No mesmo dia do depoimento da funcionária da Precisa Medicamentos Emanuela Medrades à CPI da Covid, o assessor especial da Casa Civil, coronel Elcio Franco, disse à Controladoria-Geral da União (CGU) que um dos tópicos da reunião do Ministério da Saúde com a empresa e a farmacêutica indiana Bharat Biotech, em 20 de novembro, foi o preço da vacina Covaxin a US$ 10. Então número 2 da Saúde, Franco liderou o encontro na pasta e apresentou uma versão alinhada ao relato que a farmacêutica da Precisa fez à CPI, que contradiz documentos oficiais sobre o teor da reunião e o custo de aquisição de cada dose.

“Foi informado que havia a possibilidade de o preço de venda chegar a US$ 10 dólares americanos, dependendo da quantidade a ser adquirida e da finalização dos estudos clínicos, conforme memória da reunião anexa”, declarou Franco, em documento enviado ao ministro da CGU, Wagner Rosário.

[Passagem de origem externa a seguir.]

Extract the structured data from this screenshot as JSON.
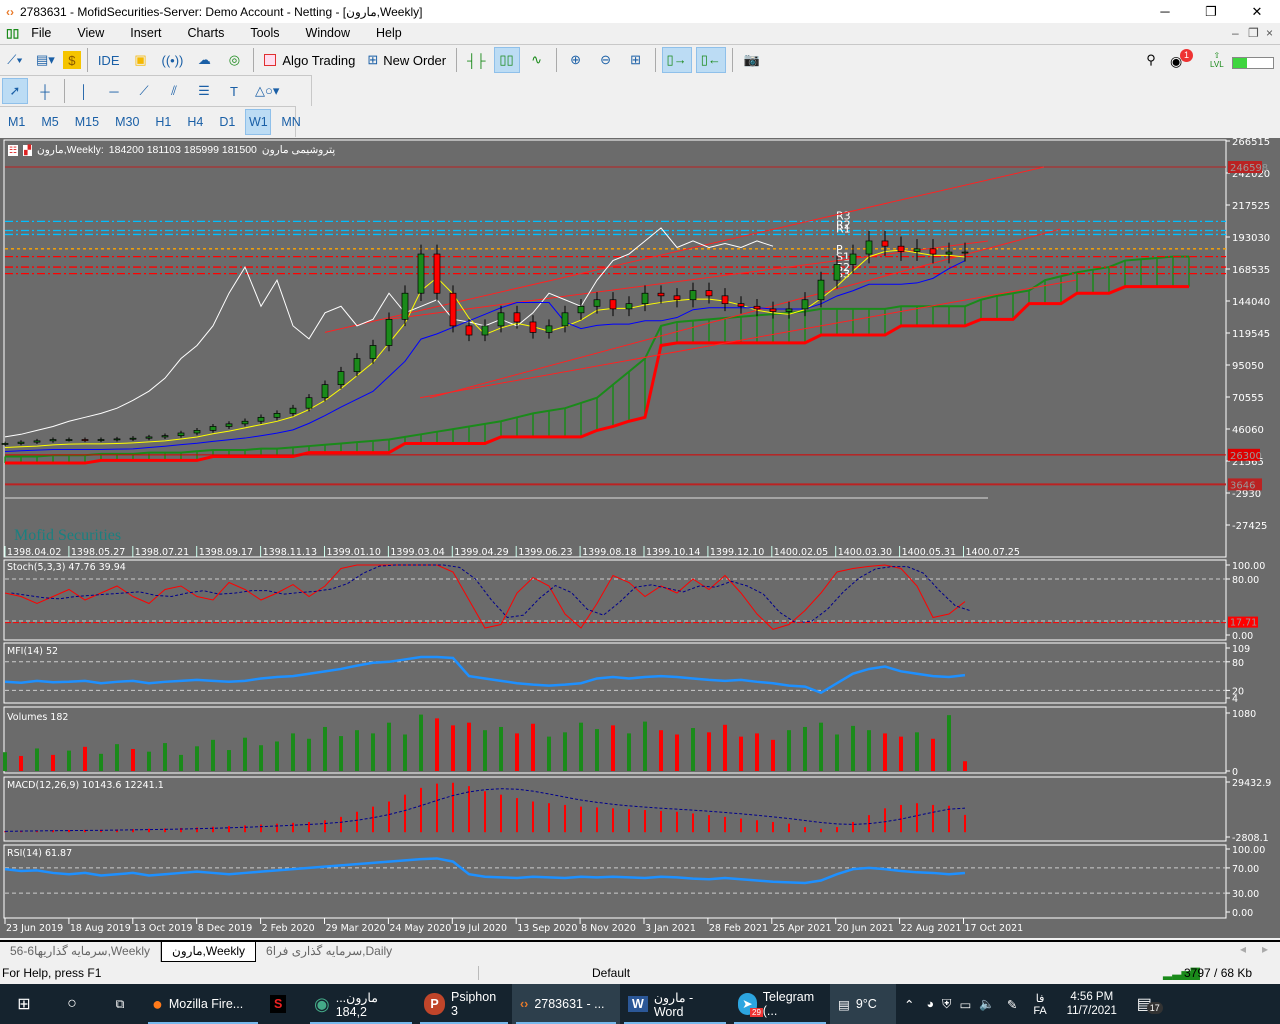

Ao contrário do que informou Franco à CGU, a memória da reunião não afirma que o valor da dose dependia da finalização dos estudos clínicos. O documento interno do Ministério da Saúde foi obtido pelo Estadão e publicado em 3 de julho. “O valor da vacina é de US$ 10 (dez dólares americanos) por dose, que, em razão de eventual aquisição de montante elevado de doses, o valor poderia vir a ser reduzido e estaria aberto à negociação”, diz a “memória da reunião”.